According to the Wordfence security newsletter, a WordPress plugin security fix was just posted for the popular CommentLuv plugin. This fix addresses a cross-site scripting (XSS) vulnerability that was discovered and quickly remedied by the plugin author. My Website Management Program clients using CommentLuv have been updated. If you are using CommentLuv, be sure to update it as soon as possible to eliminate this security flaw.
A Cautionary Tale
I moderate a Yahoo group and noticed that last week we got spam messages from three of our members. This is quite unusual, although we’ve had the occasional spam link posted to the group when someone’s email account was hacked. Having three posted in one day was way out of the ordinary. I noticed that all three members had Yahoo mail accounts. I put them all in moderated mode and warned them of the problem so that they could change their passwords and scan their computers for malware in case a trojan had found its way onto their respective machines.

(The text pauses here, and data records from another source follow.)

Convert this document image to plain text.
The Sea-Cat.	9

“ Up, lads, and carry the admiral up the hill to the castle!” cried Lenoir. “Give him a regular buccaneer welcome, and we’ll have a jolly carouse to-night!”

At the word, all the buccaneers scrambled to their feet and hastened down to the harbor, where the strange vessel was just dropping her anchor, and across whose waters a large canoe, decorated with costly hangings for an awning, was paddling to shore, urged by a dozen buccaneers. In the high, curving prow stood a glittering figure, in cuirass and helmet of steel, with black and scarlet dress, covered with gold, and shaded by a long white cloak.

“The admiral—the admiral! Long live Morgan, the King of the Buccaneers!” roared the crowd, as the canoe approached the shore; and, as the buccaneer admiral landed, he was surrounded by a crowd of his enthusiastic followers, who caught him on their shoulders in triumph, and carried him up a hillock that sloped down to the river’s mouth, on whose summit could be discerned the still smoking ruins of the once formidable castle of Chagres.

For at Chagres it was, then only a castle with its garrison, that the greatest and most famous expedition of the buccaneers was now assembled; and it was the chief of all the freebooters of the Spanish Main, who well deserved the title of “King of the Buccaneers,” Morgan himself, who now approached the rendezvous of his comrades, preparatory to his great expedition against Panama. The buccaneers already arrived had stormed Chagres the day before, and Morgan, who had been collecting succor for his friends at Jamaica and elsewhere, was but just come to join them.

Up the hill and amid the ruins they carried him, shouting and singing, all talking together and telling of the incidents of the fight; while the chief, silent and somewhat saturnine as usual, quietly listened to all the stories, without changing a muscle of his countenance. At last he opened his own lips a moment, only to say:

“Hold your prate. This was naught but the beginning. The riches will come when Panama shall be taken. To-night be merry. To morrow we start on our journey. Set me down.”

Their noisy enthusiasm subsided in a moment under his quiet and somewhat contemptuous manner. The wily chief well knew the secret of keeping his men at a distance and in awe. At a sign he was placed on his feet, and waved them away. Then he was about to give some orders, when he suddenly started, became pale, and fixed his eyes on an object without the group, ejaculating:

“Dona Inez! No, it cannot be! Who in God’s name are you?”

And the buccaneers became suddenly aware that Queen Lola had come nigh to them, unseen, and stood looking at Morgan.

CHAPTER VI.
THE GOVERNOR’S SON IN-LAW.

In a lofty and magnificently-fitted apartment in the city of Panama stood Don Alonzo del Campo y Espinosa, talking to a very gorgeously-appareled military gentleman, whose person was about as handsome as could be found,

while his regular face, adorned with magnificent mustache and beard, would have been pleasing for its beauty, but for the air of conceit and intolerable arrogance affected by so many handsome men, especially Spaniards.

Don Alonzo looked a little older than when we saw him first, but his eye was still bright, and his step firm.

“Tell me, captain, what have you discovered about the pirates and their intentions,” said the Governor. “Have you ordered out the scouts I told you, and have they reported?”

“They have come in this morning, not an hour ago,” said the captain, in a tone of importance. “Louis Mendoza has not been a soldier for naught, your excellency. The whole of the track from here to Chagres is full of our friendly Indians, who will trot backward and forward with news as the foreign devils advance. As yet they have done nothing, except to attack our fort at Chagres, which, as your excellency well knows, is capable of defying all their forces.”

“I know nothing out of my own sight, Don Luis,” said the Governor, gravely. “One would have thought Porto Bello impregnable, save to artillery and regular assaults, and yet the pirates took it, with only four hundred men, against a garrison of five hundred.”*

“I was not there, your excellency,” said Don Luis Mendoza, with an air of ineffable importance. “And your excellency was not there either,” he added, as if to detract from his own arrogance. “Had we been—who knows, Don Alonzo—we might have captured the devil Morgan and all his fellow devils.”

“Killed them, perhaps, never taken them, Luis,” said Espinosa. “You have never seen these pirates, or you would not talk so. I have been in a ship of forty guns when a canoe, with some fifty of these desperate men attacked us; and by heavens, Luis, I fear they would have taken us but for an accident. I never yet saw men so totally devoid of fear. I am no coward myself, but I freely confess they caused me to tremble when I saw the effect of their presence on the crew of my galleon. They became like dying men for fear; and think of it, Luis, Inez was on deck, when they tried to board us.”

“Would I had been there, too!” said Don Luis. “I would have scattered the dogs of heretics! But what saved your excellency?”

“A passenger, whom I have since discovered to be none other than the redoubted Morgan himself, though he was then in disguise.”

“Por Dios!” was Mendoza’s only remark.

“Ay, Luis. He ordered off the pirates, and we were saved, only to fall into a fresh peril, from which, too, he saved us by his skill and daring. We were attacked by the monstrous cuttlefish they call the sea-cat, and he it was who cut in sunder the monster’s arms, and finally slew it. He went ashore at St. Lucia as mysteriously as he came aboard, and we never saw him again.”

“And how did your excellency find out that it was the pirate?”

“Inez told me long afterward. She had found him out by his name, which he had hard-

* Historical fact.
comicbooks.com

I learned today from the same Wordfence newsletter that Yahoo had had a security breach that affected some of their email accounts. The source of the breach? An old version of WordPress that the Yahoo developers had left laying around and forgotten about! This is a prime example of why it’s so important to keep WordPress updated to a very recent, if not the latest version. The WordPress developers are very good about plugging security holes as they’re discovered and issuing updates to keep our WordPress sites as secure as possible.
This is why my Website Management Program exists. Most people have enough to do just running their business without having to worry about updates and security patches. Keeping my clients’ sites safe and secure is my number one priority.